Pinch-hitting for starter Warren Spahn in the bottom of the eighth with his Milwaukee club trailing the Cincinnati Redlegs, 2-1, Chuck Tanner hits his first career home run — in his first-ever at-bat! Milwaukee would go on to win the game, 4-2.
A decade later, the superstar who Tanner helped convince to come play on the South Side, Dick Allen, hit the first regular-season home run at the Astrodome. The reigning Rookie of the Year blasted a two-run shot in the third inning to account for all of the scoring in Philadelphia’s 2-0 win.
The White Sox opened the season with a 3-2 win over the Angels in 14 innings. Tommy McCraw delivered the game-winning hit. Rookie Tommie Agee cracked a home run off Dean Chance to begin his season, which would end with Agee being named the Rookie of the Year and the first Sox player to ever hit 20 home runs and steal 20 bases in the same season.
But the game became known for what the 28,175 fans sang to open the afternoon ... it was not ‘‘The Star Spangled Banner’’ but ‘‘God Bless America.’’ The Sox made the change because, as GM Ed Short said, “the fans just weren’t singing.” The White Sox wanted a patriotic song that carried the spirit, but also something fans could actually sing.
Songwriter Irving Berlin (“White Christmas”) wrote a letter to the Sox, begging them to go back to the original Anthem. The Sox then decided to let the fans vote on which they preferred: ‘‘The Star Spangled Banner’’ won.
The bittersweet 1967 season opened with a 5-4 loss in Boston, to the eventual American League champions. Boston scored four early runs off of Johnny Buzhardt, and the White Sox were never able to catch up.
The White Sox would go into the final week of the season in position to take their first pennant since 1959 ... only to lose five in a row to bottom-feeders Kansas City and Washington, which ended that dream. They finished in fourth place, three games out, with a record of 89-73.
Former high school teacher and Milwaukee radio broadcaster Mary Shane became one of the first female announcers in MLB history, making her debut on White Sox games. Mary joined Lorn Brown, Harry Caray and Jimmy Piersall in the booth for roughly 20-35 games.
Caray had invited Shane to join him in the booth when the Sox were in Milwaukee in 1976 and Shane was covering sports for a Milwaukee radio station. He was taken by the fact that she was a rare female working in the business and not only asked her to join him, but shocked Shane by asking her to do some play-by-play. She worked with him again the next day, then that off eason got a call from WMAQ radio general manager Charlie Warner with a job offer.

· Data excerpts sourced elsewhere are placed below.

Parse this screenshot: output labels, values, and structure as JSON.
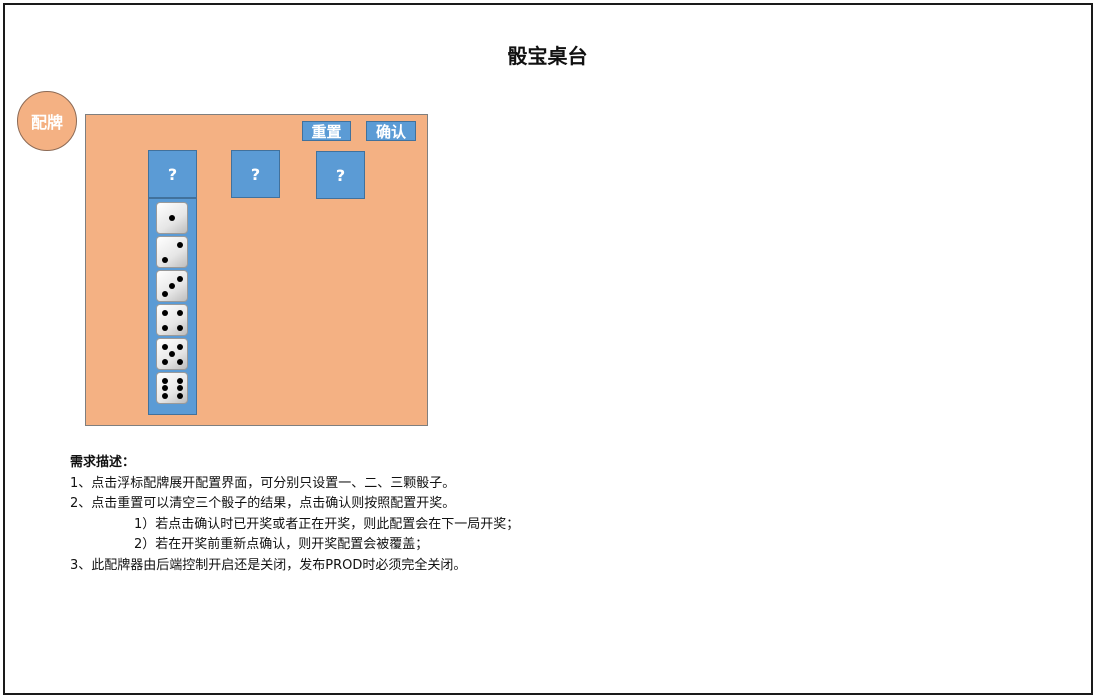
{
  "page": {
    "title": "骰宝桌台"
  },
  "float_button": {
    "label": "配牌"
  },
  "config_panel": {
    "reset_label": "重置",
    "confirm_label": "确认",
    "slots": [
      {
        "label": "?"
      },
      {
        "label": "?"
      },
      {
        "label": "?"
      }
    ],
    "dice_options": [
      1,
      2,
      3,
      4,
      5,
      6
    ]
  },
  "description": {
    "heading": "需求描述：",
    "line1": "1、点击浮标配牌展开配置界面，可分别只设置一、二、三颗骰子。",
    "line2": "2、点击重置可以清空三个骰子的结果，点击确认则按照配置开奖。",
    "line2a": "1）若点击确认时已开奖或者正在开奖，则此配置会在下一局开奖；",
    "line2b": "2）若在开奖前重新点确认，则开奖配置会被覆盖；",
    "line3": "3、此配牌器由后端控制开启还是关闭，发布PROD时必须完全关闭。"
  },
  "colors": {
    "panel_bg": "#f4b183",
    "button_bg": "#5b9bd5",
    "button_text": "#ffffff"
  }
}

Shane only lasted the 1977 season. She returned to Massachusetts, where she became an award-winning sportswriter covering the Celtics, before passing away at 42, on Nov. 3, 1987.
The 0-9 Tigers used a three-run homer from Shane Halter to beat the White Sox for their first win of the season. Detroit was the only team since 1900 to start two straight seasons with at least nine losses. In 2002, the Tigers started 0-11.